If you fail at stealth, here comes the Batman Arkham part. The combat is a shameless copy-paste and works like this: counter every time you see a prompt, attack every time no one is attacking you, perform a special attack every 5 blows, rinse and repeat.
Nevertheless, I must give credit that the combat is actually fun and made me stay with the game for so long. It feels good to chain combos, the killing animations are satisfying and varied and there are quite a few special moves that you are going to like to perform. But when it's the only thing that makes you stay, it starts feeling repetitive after a while too.
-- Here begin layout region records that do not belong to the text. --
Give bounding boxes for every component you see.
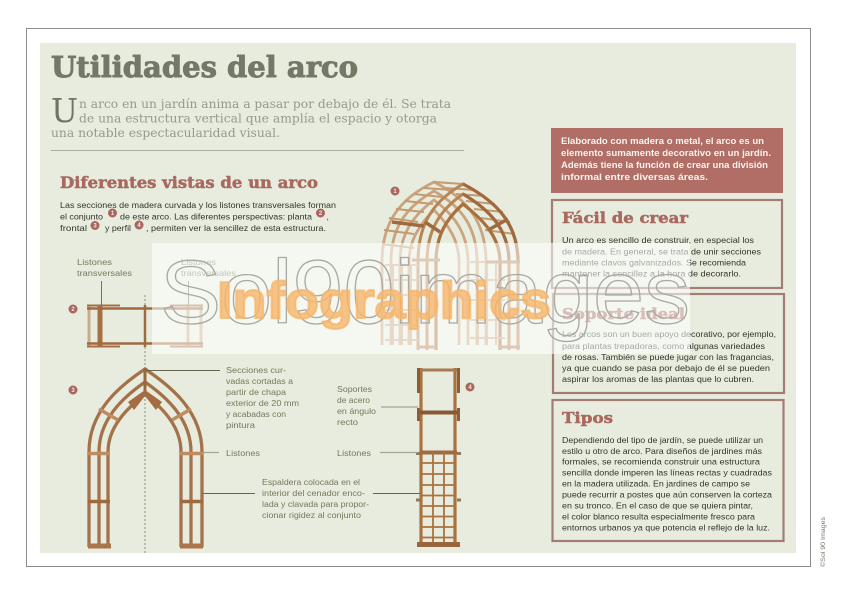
back arch (382, 182, 486, 345)
label: espaldera: Espaldera colocada en el (262, 477, 360, 487)
label: listones perfil (337, 448, 418, 458)
label: espaldera: interior del cenador enco- (262, 488, 365, 498)
panel: tipos: el color blanco resulta especialmente fresco para (562, 512, 755, 522)
description text: y perfil (105, 223, 131, 233)
description text (60, 200, 336, 233)
panel: soporte ideal: aspirar los aromas de las plantas que lo cubren. (562, 374, 754, 384)
panel: tipos: Tipos (562, 409, 613, 427)
panel: tipos: estilo u otro de arco. Para diseños de jardines más (562, 446, 762, 456)
callout: red intro box: Elaborado con madera o metal, el arco es un (561, 136, 764, 146)
description text: el conjunto (60, 212, 103, 222)
cross braces (392, 219, 508, 232)
intro text (51, 91, 452, 140)
panel: fácil de crear (552, 200, 782, 288)
label: listones transversales plan left: Listones (77, 257, 112, 267)
callout: red intro box: informal entre diversas áreas. (561, 172, 708, 182)
front arch (418, 184, 518, 350)
label: listones frente (203, 448, 260, 458)
label: listones transversales plan left: transversales (77, 268, 132, 278)
label: soportes de acero: en ángulo (337, 406, 376, 416)
watermark: Sol90images (160, 243, 690, 343)
intro text: n arco en un jardín anima a pasar por debajo de él. Se trata (79, 96, 452, 111)
panel: soporte ideal: Los arcos son un buen apoyo decorativo, por ejemplo, (562, 329, 776, 339)
intro text: de una estructura vertical que amplía el espacio y otorga (79, 110, 438, 126)
label: secciones curvadas: vadas cortadas a (226, 376, 293, 386)
label: secciones curvadas: pintura (226, 420, 255, 430)
label: secciones curvadas: partir de chapa (226, 387, 286, 397)
description text: 1 (111, 211, 115, 217)
panel: tipos: entornos urbanos ya que potencia el reflejo de la luz. (562, 522, 770, 532)
intro text: una notable espectacularidad visual. (51, 125, 280, 140)
label: listones transversales plan right: transversales (181, 268, 236, 278)
label: listones frente: Listones (226, 448, 260, 458)
heading: diferentes vistas: Diferentes vistas de un arco (60, 173, 318, 192)
label: secciones curvadas: exterior de 20 mm (226, 398, 299, 408)
title: Utilidades del arco (51, 50, 358, 84)
callout: red intro box (551, 128, 783, 193)
label: espaldera (203, 477, 420, 520)
description text: 2 (319, 211, 323, 217)
watermark: Infographics (217, 272, 551, 330)
panel: tipos: en la madera utilizada. En jardines de campo se (562, 478, 750, 488)
panel: soporte ideal: para plantas trepadoras, como algunas variedades (562, 341, 765, 351)
panel: soporte ideal: de rosas. También se puede jugar con las fragancias, (562, 352, 774, 362)
label: secciones curvadas: Secciones cur- (226, 365, 286, 375)
credit: ©Sol 90 Images (819, 516, 827, 567)
illustration: side view (416, 368, 461, 545)
panel: fácil de crear: mantener la sencillez a la hora de decorarlo. (562, 268, 741, 278)
panel: tipos: formales, se recomienda construir una estructura (562, 456, 760, 466)
illustration: front view arch (88, 368, 203, 547)
label: listones transversales plan left (77, 257, 132, 305)
panel: tipos: puede recurrir a postes que aún conserven la corteza (562, 490, 772, 500)
number badge 3 (68, 386, 78, 394)
label: soportes de acero: Soportes (337, 384, 372, 394)
intro text: U (51, 91, 78, 130)
label: soportes de acero: de acero (337, 395, 370, 405)
depth slats (382, 182, 515, 248)
panel: soporte ideal: ya que cuando se pasa por debajo de él se pueden (562, 363, 770, 373)
label: listones transversales plan right (181, 257, 236, 305)
description text: Las secciones de madera curvada y los listones transversales forman (60, 200, 336, 210)
illustration: perspective arch (382, 182, 520, 350)
label: espaldera: cionar rigidez al conjunto (262, 510, 361, 520)
panel: tipos: Dependiendo del tipo de jardín, se puede utilizar un (562, 435, 763, 445)
panel: tipos (552, 400, 784, 541)
illustration: plan view (87, 305, 203, 347)
label: listones transversales plan right: Listones (181, 257, 216, 267)
arch centre line (144, 295, 146, 553)
panel: soporte ideal: Soporte ideal (562, 305, 685, 323)
panel: fácil de crear: Un arco es sencillo de construir, en especial los (562, 235, 754, 245)
number badge 4: 4 (468, 385, 472, 391)
callout: red intro box: elemento sumamente decorativo en un jardín. (561, 148, 771, 158)
number badge 3: 3 (71, 388, 75, 394)
panel: fácil de crear: Fácil de crear (562, 209, 689, 227)
number badge 1 (390, 186, 400, 196)
panel: soporte ideal (553, 294, 784, 393)
number badge 4 (466, 382, 474, 392)
background panel (40, 43, 796, 553)
label: soportes de acero (337, 384, 418, 427)
panel: tipos: sencilla donde imperen las líneas rectas y cuadradas (562, 468, 772, 478)
label: listones perfil: Listones (337, 448, 371, 458)
description text: frontal (60, 223, 87, 233)
description text: , permiten ver la sencillez de esta estructura. (146, 223, 326, 233)
description text: , (326, 212, 329, 222)
lattice panels (385, 262, 518, 345)
panel: fácil de crear: de madera. En general, se trata de unir secciones (562, 246, 761, 256)
description text: de este arco. Las diferentes perspectivas: planta (120, 212, 312, 222)
description text: 4 (137, 223, 141, 229)
label: secciones curvadas: y acabadas con (226, 409, 286, 419)
callout: red intro box: Además tiene la función de crear una división (561, 160, 768, 170)
number badge 2: 2 (71, 307, 75, 313)
description text: 3 (93, 224, 97, 230)
label: espaldera: lada y clavada para propor- (262, 499, 369, 509)
label: soportes de acero: recto (337, 417, 358, 427)
number badge 2 (68, 304, 78, 314)
panel: tipos: en su tronco. En el caso de que se quiera pintar, (562, 500, 753, 510)
label: secciones curvadas (146, 365, 299, 430)
panel: fácil de crear: mediante clavos galvanizados. Se recomienda (562, 258, 746, 268)
number badge 1: 1 (393, 189, 397, 195)
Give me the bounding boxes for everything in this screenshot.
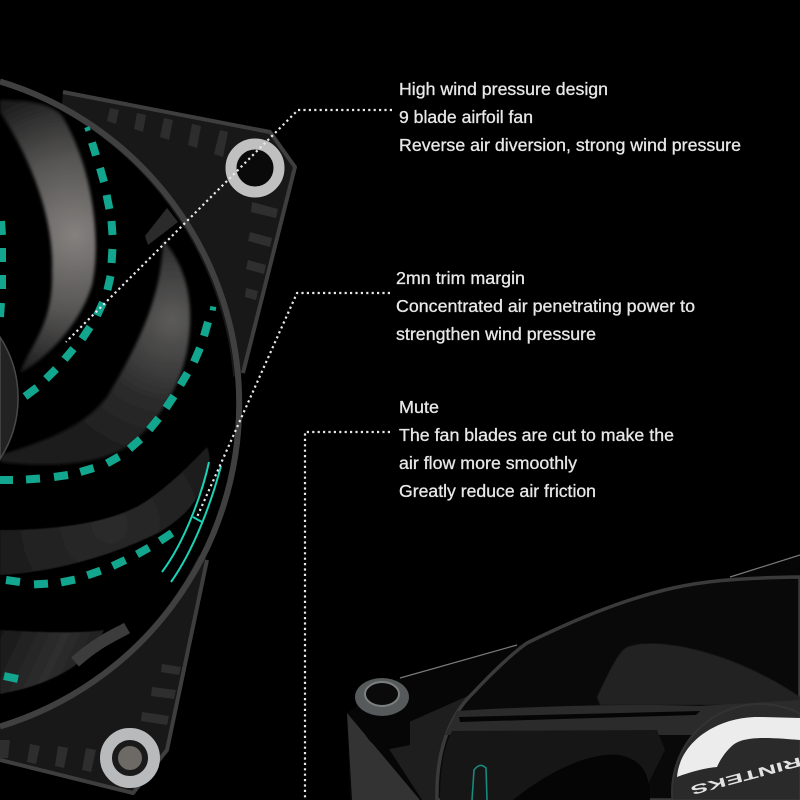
lower opening [440,730,665,800]
text block: mute: Mute [399,397,439,417]
frame top face [380,695,470,800]
text block: mute: air flow more smoothly [399,453,577,473]
text block: mute [399,397,674,501]
callout: trim margin leader [197,293,390,517]
upper blade [597,644,800,705]
center hub [0,337,18,459]
horizontal strut [445,700,800,735]
blade 3 [0,447,209,575]
text block: high wind pressure design: 9 blade airfoil fan [399,107,533,127]
strut slot [459,711,700,722]
fan opening [437,577,800,800]
frame body [347,555,800,800]
bottom washer [106,734,154,782]
text block: trim margin: Concentrated air penetrating power to [396,296,695,316]
frame top edge [400,555,800,678]
blade 2 [0,240,190,465]
outer ring [0,82,239,726]
text block: trim margin [396,268,695,344]
lower blade [513,755,650,800]
small teal loop [472,765,487,800]
text block: high wind pressure design [399,79,741,155]
callout: high wind pressure leader [66,110,392,342]
top washer [231,144,279,192]
text block: trim margin: strengthen wind pressure [396,324,596,344]
fan frame: bottom right corner [0,540,207,793]
left fan [0,82,295,793]
text block: trim margin: 2mn trim margin [396,268,525,288]
blade 4 [0,630,104,694]
teal airflow dashes [0,128,216,679]
washer inner bolt [118,746,142,770]
hub label [677,717,800,777]
fan frame: top right corner [60,92,295,380]
text block: high wind pressure design: High wind pressure design [399,79,608,99]
fan housing interior [0,84,234,726]
blade 1 [0,100,96,373]
second fan, lower right [347,555,800,800]
hub [672,704,800,800]
screw post [355,678,410,750]
teal trim margin marker [162,462,221,582]
text block: mute: The fan blades are cut to make the [399,425,674,445]
frame side wall [347,713,420,800]
blades [0,100,209,694]
text block: mute: Greatly reduce air friction [399,481,596,501]
callout: mute leader [305,432,390,799]
text block: high wind pressure design: Reverse air diversion, strong wind pressure [399,135,741,155]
I can ruin this for you before you play, just watch the 404 hits combo below and you'll know just about everything the combat has to offer.
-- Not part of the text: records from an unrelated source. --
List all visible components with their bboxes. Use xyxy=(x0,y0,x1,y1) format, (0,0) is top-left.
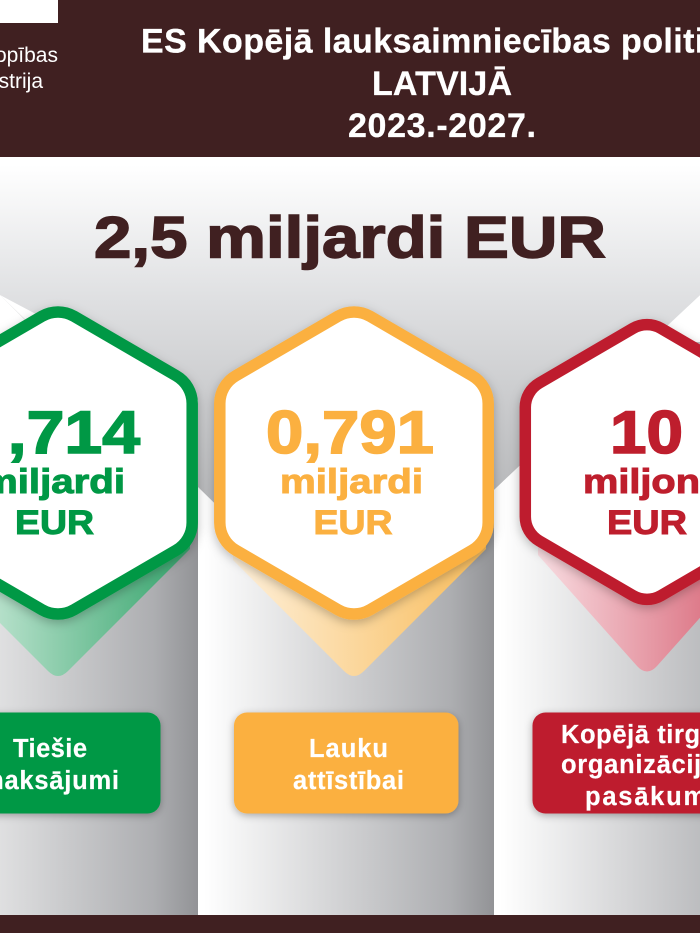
header band xyxy=(0,0,700,157)
amount: orange: 0,791 xyxy=(266,399,434,466)
panel: lauku attīstībai xyxy=(220,312,488,814)
amount: orange: EUR xyxy=(314,504,392,542)
logo text xyxy=(0,44,58,93)
amount: orange: miljardi xyxy=(280,463,423,501)
footer band xyxy=(0,915,700,933)
pointer: green xyxy=(0,500,190,676)
label: green xyxy=(0,712,160,814)
pointer: orange xyxy=(233,500,486,676)
logo white box xyxy=(0,0,58,23)
amount: red: EUR xyxy=(607,504,687,542)
hexagon: red xyxy=(525,325,700,599)
label text: red xyxy=(561,721,700,811)
hexagon: orange xyxy=(220,312,488,614)
header title: 2023.-2027. xyxy=(348,107,536,145)
amount: orange xyxy=(266,399,434,542)
header title: LATVIJĀ xyxy=(372,65,512,103)
amount: red: 10 xyxy=(610,399,683,466)
label text: orange xyxy=(293,735,404,795)
panel: tiešie maksājumi xyxy=(0,312,192,814)
headline total: 2,5 miljardi EUR xyxy=(94,206,606,270)
amount: red: miljoni xyxy=(583,463,700,501)
label text: orange: Lauku xyxy=(309,735,388,763)
pointer: red xyxy=(538,500,700,672)
header title xyxy=(141,22,700,145)
panel: kopējā tirgus organizācija xyxy=(525,325,700,814)
label text: green xyxy=(0,735,119,795)
amount: green xyxy=(0,410,141,535)
label: orange xyxy=(234,712,458,814)
label text: green: Tiešie xyxy=(13,735,87,763)
label: red xyxy=(532,712,700,814)
hexagon: green xyxy=(0,312,192,614)
label text: orange: attīstībai xyxy=(293,767,404,795)
amount: green: EUR xyxy=(15,504,94,542)
amount: red xyxy=(583,399,700,542)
The 2% come in the Nemesis system, the gimmick that journalists went on and on about and that actually made me play the game. It generates random uruks for each playthrough, bestows unique strengths on them and cripples them with unique weaknesses. These uruks have been fighting for power and will always be, and you act as a disrupting force which shakes up their hierarchy as you please. The problem was that I didn't want to.
I read dozens of nemesis stories on the web before playing Middle-earth: Shadow of Mordor, and all claimed what a unique experience it was to gain a mortal enemy that kept coming back from the dead to face you once again or to bind with an uruk and stay in this love-hate relationship for hours. Perhaps I was too good at the game, was I? I never had an uruk to live long enough for me to get to know him. They all were just expendables, and I cut through the cannon fodder of Mordor with ease. To be honest, I died more from the deadly fauna of Mordor than uruks. At the same time, bumping up the difficulty seemed strange as I understood that more hit-points would not be likely to breathe in more personality into random-generated uruks.


Middle-earth: Shadow of Mordor is a very stressful game. It has no ups, the music is always tormented strings and dark ambient effects. It makes you paranoid, you scout for safe places when you start playing but soon you realize that the only places where you can rest are forge towers (fast-travel points) and the pause screen.
Does it make you FEEL like you are in Mordor? Yes, and this is a good thing. Does it make a game enjoyable? No.